A.W. - January 22, 2009 at 9:20 am
Patty
Yeah, there’s nothing at all messianic about some Obama supporters for The One. Take this non-messianic quote from Lili Hayden, on the Puffington Post:
“Barack Obama is inspiring us like a desert lover, a Washington Valentino… couples all over America are making love again and shouting `yes we can’ as they climax!”
http://www.huffingtonpost.com/lili-haydn/why-obama-is-like-a-deser_b_89285.html
Indeed, there is a whole website devoted to this kind of dreck, which apparently stopped shortly after the election. http://obamamessiah.blogspot.com/
I think that site is making fun of the phenomenon. At least, God, I hope it is meant to make us laugh at them.
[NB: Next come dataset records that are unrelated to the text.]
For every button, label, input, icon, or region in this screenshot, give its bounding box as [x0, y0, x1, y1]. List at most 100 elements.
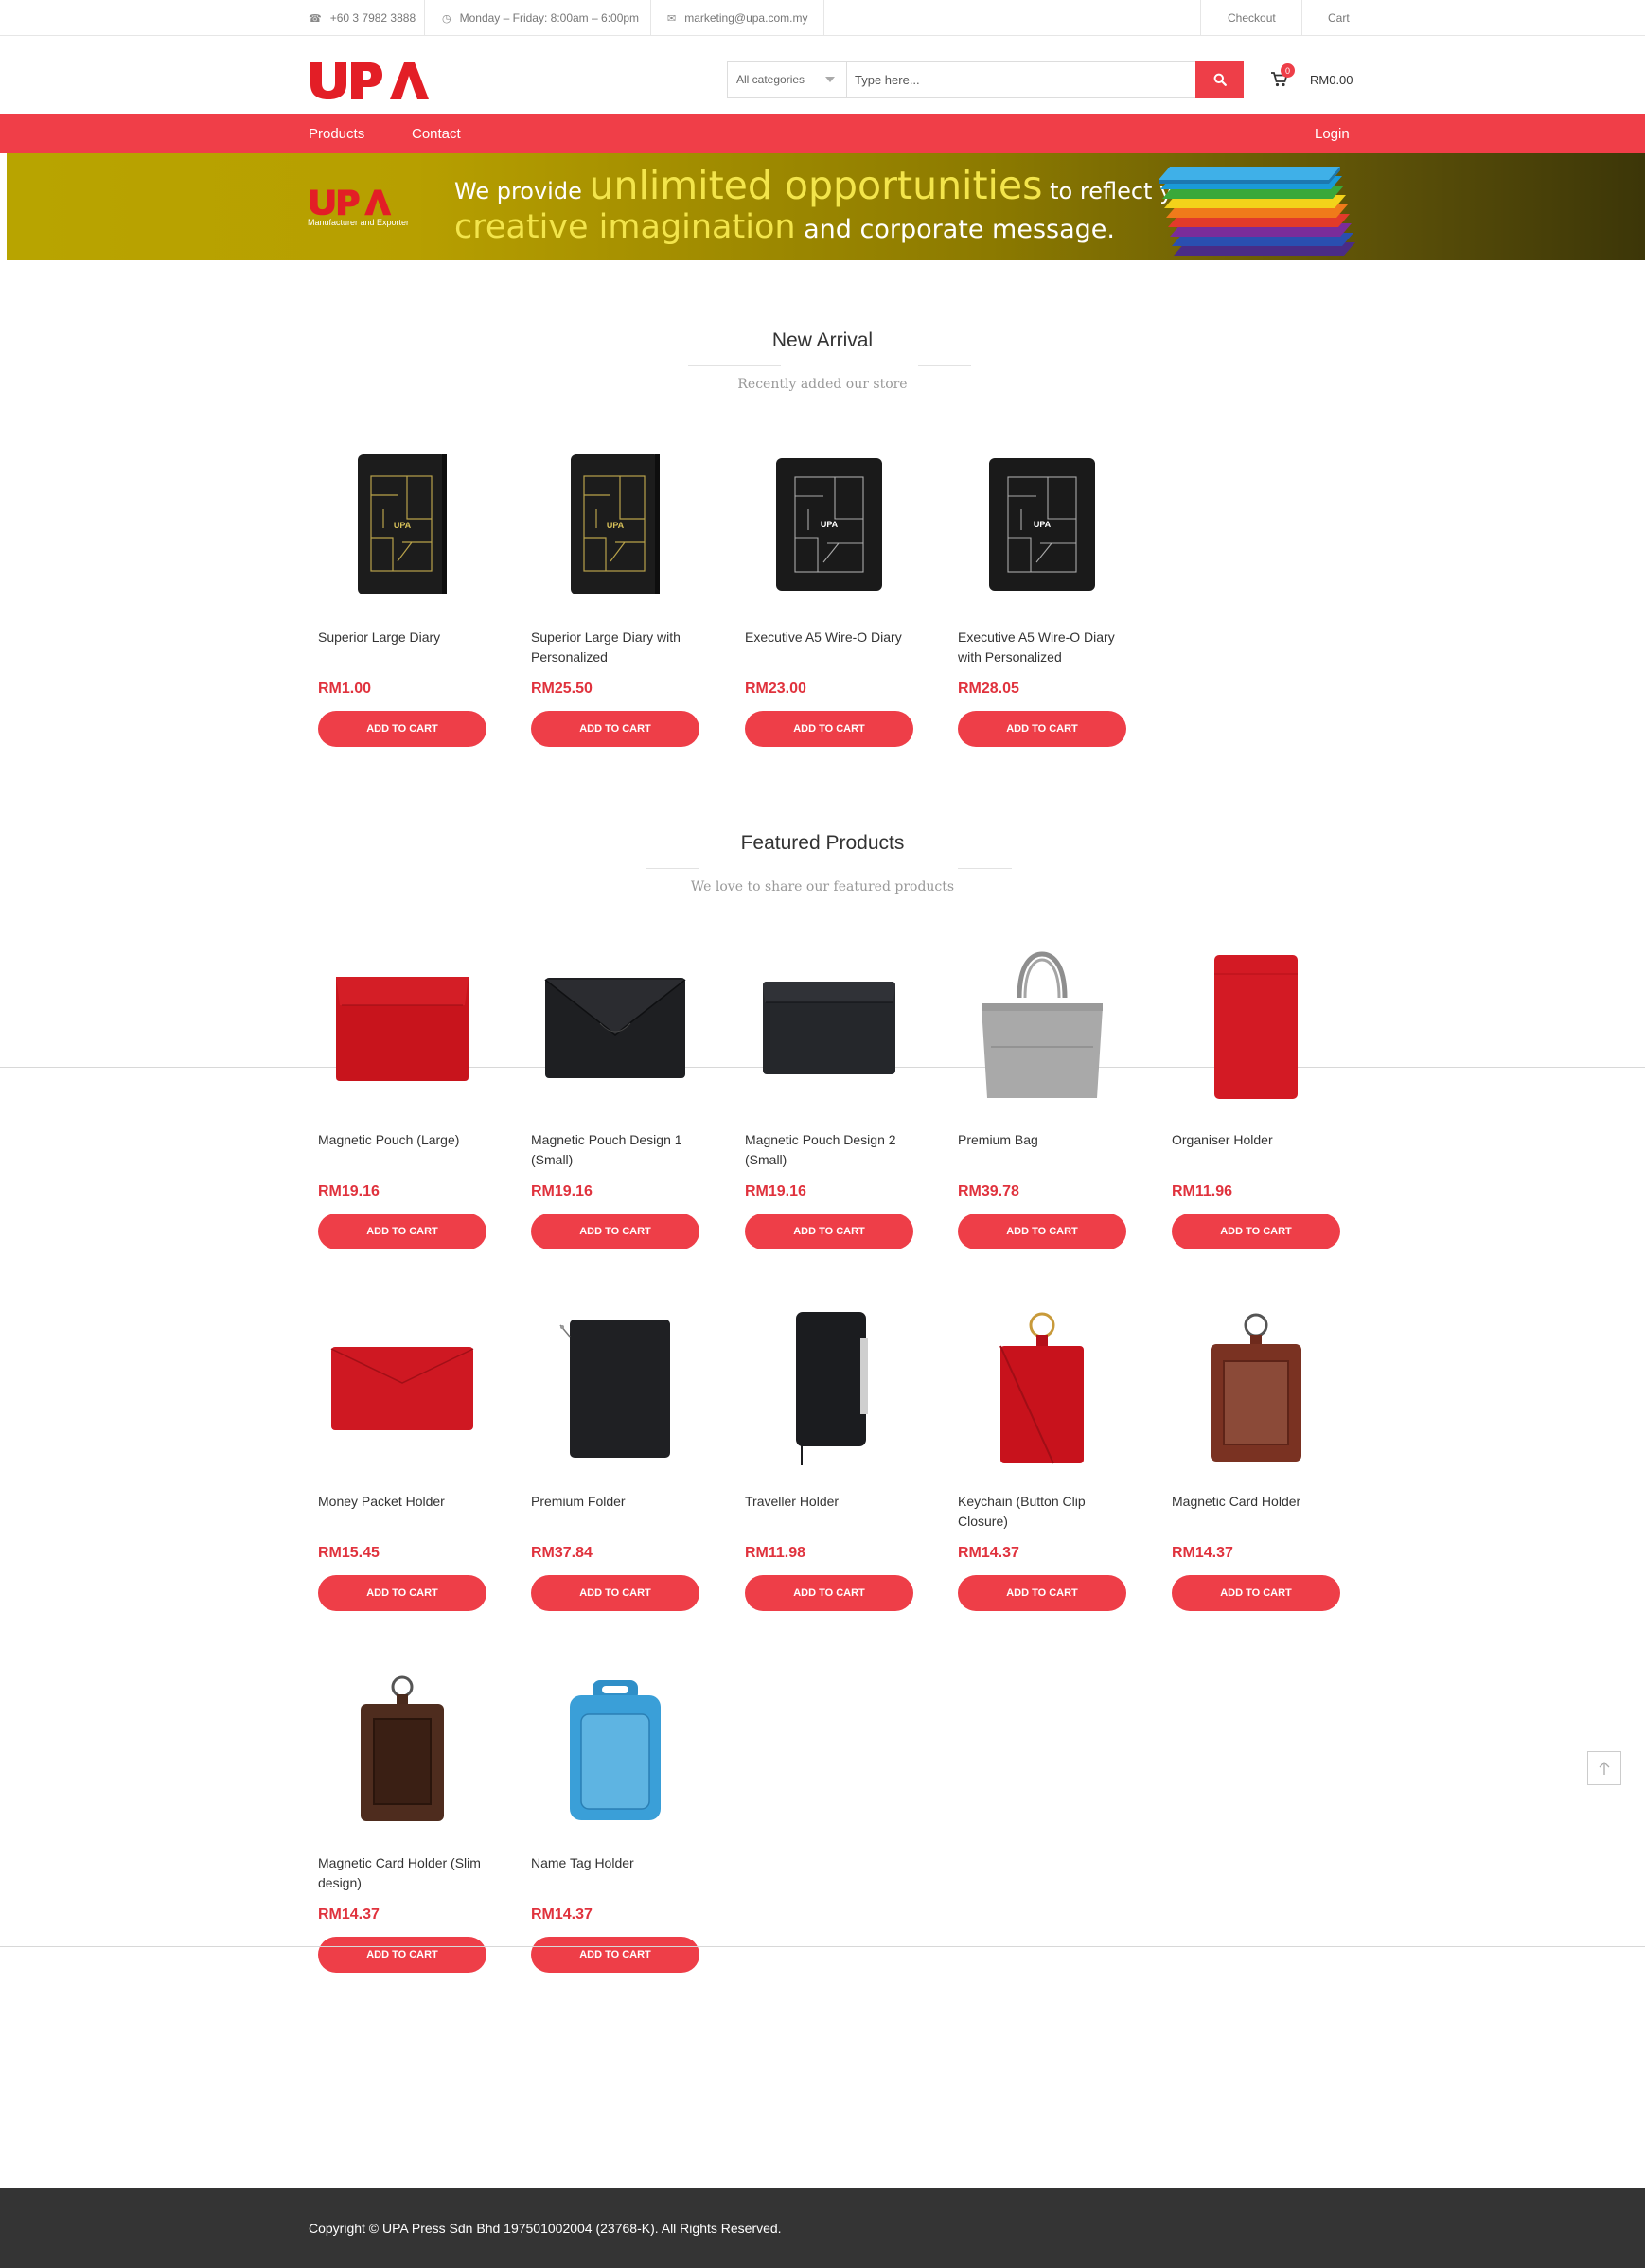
product-image[interactable]: UPA	[318, 444, 486, 605]
product-image[interactable]	[958, 1308, 1126, 1469]
top-bar: ☎ +60 3 7982 3888 ◷ Monday – Friday: 8:0…	[0, 0, 1645, 36]
phone-text: +60 3 7982 3888	[329, 11, 416, 25]
add-to-cart-button[interactable]: ADD TO CART	[958, 1214, 1126, 1249]
keychain-image	[999, 1312, 1084, 1464]
divider	[823, 0, 824, 36]
product-image[interactable]: UPA	[531, 444, 699, 605]
copyright-text: Copyright © UPA Press Sdn Bhd 1975010020…	[309, 2221, 782, 2236]
add-to-cart-button[interactable]: ADD TO CART	[745, 1214, 913, 1249]
product-name[interactable]: Premium Bag	[958, 1130, 1128, 1150]
pouch-image	[544, 978, 686, 1078]
divider	[1200, 0, 1201, 36]
phone-icon: ☎	[309, 12, 322, 25]
product-name[interactable]: Money Packet Holder	[318, 1492, 488, 1512]
product-image[interactable]	[531, 947, 699, 1107]
product-name[interactable]: Magnetic Card Holder	[1172, 1492, 1342, 1512]
product-image[interactable]: UPA	[745, 444, 913, 605]
banner-logo	[310, 189, 392, 216]
add-to-cart-button[interactable]: ADD TO CART	[531, 1214, 699, 1249]
email-link[interactable]: marketing@upa.com.my	[684, 11, 807, 25]
header: All categories 0 RM0.00	[0, 36, 1645, 114]
product-price: RM14.37	[318, 1906, 380, 1922]
card-holder-image	[1211, 1313, 1301, 1462]
product-image[interactable]	[745, 1308, 913, 1469]
mini-cart[interactable]: 0 RM0.00	[1271, 63, 1353, 93]
diary-image: UPA	[358, 454, 447, 594]
product-image[interactable]	[1172, 947, 1340, 1107]
banner-headline-2: creative imagination and corporate messa…	[454, 208, 1115, 246]
banner-headline-1: We provide unlimited opportunities to re…	[454, 163, 1211, 208]
organiser-image	[1214, 955, 1298, 1099]
add-to-cart-button[interactable]: ADD TO CART	[318, 1575, 486, 1611]
product-price: RM19.16	[531, 1183, 593, 1199]
product-image[interactable]	[531, 1308, 699, 1469]
section-divider	[0, 1946, 1645, 1947]
product-image[interactable]	[318, 1308, 486, 1469]
upa-logo[interactable]	[309, 61, 430, 100]
nav-contact[interactable]: Contact	[412, 114, 461, 153]
product-name[interactable]: Magnetic Pouch (Large)	[318, 1130, 488, 1150]
product-image[interactable]	[318, 947, 486, 1107]
title-divider-left	[688, 365, 781, 366]
search-input[interactable]	[847, 62, 1195, 97]
checkout-link[interactable]: Checkout	[1228, 0, 1276, 36]
search-button[interactable]	[1195, 61, 1244, 98]
product-image[interactable]	[531, 1670, 699, 1831]
add-to-cart-button[interactable]: ADD TO CART	[531, 711, 699, 747]
pouch-image	[336, 977, 469, 1081]
chevron-down-icon	[825, 77, 835, 82]
product-name[interactable]: Superior Large Diary with Personalized	[531, 628, 701, 667]
product-image[interactable]: UPA	[958, 444, 1126, 605]
footer: Copyright © UPA Press Sdn Bhd 1975010020…	[0, 2188, 1645, 2268]
product-price: RM19.16	[318, 1183, 380, 1199]
add-to-cart-button[interactable]: ADD TO CART	[531, 1575, 699, 1611]
product-name[interactable]: Premium Folder	[531, 1492, 701, 1512]
product-image[interactable]	[958, 947, 1126, 1107]
product-name[interactable]: Superior Large Diary	[318, 628, 488, 647]
clock-icon: ◷	[442, 12, 451, 25]
add-to-cart-button[interactable]: ADD TO CART	[1172, 1214, 1340, 1249]
promo-banner[interactable]: Manufacturer and Exporter We provide unl…	[7, 153, 1645, 260]
product-name[interactable]: Magnetic Card Holder (Slim design)	[318, 1853, 488, 1893]
product-name[interactable]: Magnetic Pouch Design 2 (Small)	[745, 1130, 915, 1170]
product-image[interactable]	[1172, 1308, 1340, 1469]
title-divider-left	[646, 868, 699, 869]
product-price: RM25.50	[531, 681, 593, 697]
pouch-image	[763, 982, 895, 1074]
add-to-cart-button[interactable]: ADD TO CART	[745, 711, 913, 747]
product-image[interactable]	[745, 947, 913, 1107]
back-to-top-button[interactable]	[1587, 1751, 1621, 1785]
banner-text: and corporate message.	[795, 215, 1115, 244]
nav-login[interactable]: Login	[1315, 114, 1350, 153]
add-to-cart-button[interactable]: ADD TO CART	[958, 711, 1126, 747]
title-divider-right	[918, 365, 971, 366]
hours-text: Monday – Friday: 8:00am – 6:00pm	[459, 11, 640, 25]
add-to-cart-button[interactable]: ADD TO CART	[318, 1937, 486, 1973]
product-image[interactable]	[318, 1670, 486, 1831]
divider	[650, 0, 651, 36]
product-price: RM23.00	[745, 681, 806, 697]
diary-image: UPA	[776, 458, 882, 591]
product-name[interactable]: Traveller Holder	[745, 1492, 915, 1512]
product-name[interactable]: Magnetic Pouch Design 1 (Small)	[531, 1130, 701, 1170]
category-select[interactable]: All categories	[728, 62, 847, 97]
product-name[interactable]: Name Tag Holder	[531, 1853, 701, 1873]
product-name[interactable]: Organiser Holder	[1172, 1130, 1342, 1150]
cart-link[interactable]: Cart	[1328, 0, 1350, 36]
product-price: RM15.45	[318, 1545, 380, 1561]
nav-products[interactable]: Products	[309, 114, 364, 153]
banner-text: We provide	[454, 178, 590, 204]
product-price: RM14.37	[958, 1545, 1019, 1561]
add-to-cart-button[interactable]: ADD TO CART	[318, 1214, 486, 1249]
add-to-cart-button[interactable]: ADD TO CART	[1172, 1575, 1340, 1611]
add-to-cart-button[interactable]: ADD TO CART	[531, 1937, 699, 1973]
add-to-cart-button[interactable]: ADD TO CART	[958, 1575, 1126, 1611]
add-to-cart-button[interactable]: ADD TO CART	[745, 1575, 913, 1611]
add-to-cart-button[interactable]: ADD TO CART	[318, 711, 486, 747]
product-name[interactable]: Executive A5 Wire-O Diary	[745, 628, 915, 647]
product-name[interactable]: Keychain (Button Clip Closure)	[958, 1492, 1128, 1532]
title-divider-right	[958, 868, 1012, 869]
diary-image: UPA	[989, 458, 1095, 591]
product-name[interactable]: Executive A5 Wire-O Diary with Personali…	[958, 628, 1128, 667]
banner-tagline: Manufacturer and Exporter	[308, 218, 410, 227]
But bluntly some Obama supporters creep me out for exactly that reason. And if you haven’t seen that sort of thing before, you really need to get out more.
Quidpro - January 22, 2009 at 8:31 pm
Great post, Nate. I do not understand how Patrick could have missed the Obamamessiah phenomenon. Especially when Obama did so much to create the image by promising to stop the rise of the oceans and heal the Earth.
Now it is time for him to govern. Although he did not get my vote he will get my prayers. God bless him and America.
AYY - January 23, 2009 at 3:13 am
“I put much of this down to simple Bush hatred, much of which is justified and much of which is slightly nutty.”
How can much of it be justified and much of it be slightly nutty? I think you’re giving too much credit to the Bush haters. My take on the hatred was that it was just plain nutty.
Disagreement with specific policies or appointments might have been justified, but the sheer intensity of the hatred was inexplicable on any rational level, especially when you realize the alternatives were Gore and Kerry for heaven’s sake, and that on balance Bush did a reasonably good job.
Nate, before you let your teeth wear down too much by the videos, see Iowahawk’s take on the Presidential Pledge video.
A.W. - January 23, 2009 at 4:01 pm
That iowahawk transcript left me crying from laughter. But I don’t call that Obama infatuation. More like these celebrities were trying to glom off the success of the ultimate Celebrity: Obama. But the whole thing is riffle with their egotism.
But I am with Krauthammer in his column today. Obama is not needy, and i wouldn’t be surprised if it is hard to make him star struck. That’s good.
AYY - January 24, 2009 at 3:38 am
Well here’s something from Neo Neo Con that might explain the hatred of Bush:
“Bush was hated for many reasons, among them his Texas style, his supposed frat-boy personality, and his alleged lack of intelligence. Obama is seen as the corrective to these things, his exact opposite. But I have come to believe that a very substantial part of the motivation for the depth of the hatred for Bush is that he forced the American people to confront the reality of terrorism, the rot in the fundamentalist Muslim world, and the need to combat it at times with violence.
These things are so markedly un-PC, so dreadfully distasteful, that they must be negated by the intelligentsia of the Left. Bush himself becomes the repository of evil rather than our enemies. Now that he’s gone, the whole thing can be regarded as a bad dream that has miraculously melted away. And ironically, it helps a lot that Bush’s war on terror has been markedly successful, which allows his haters to convince themselves that it was unnecessary.”
SusanS - January 28, 2009 at 11:19 pm
Hopeful but anxious seems about right.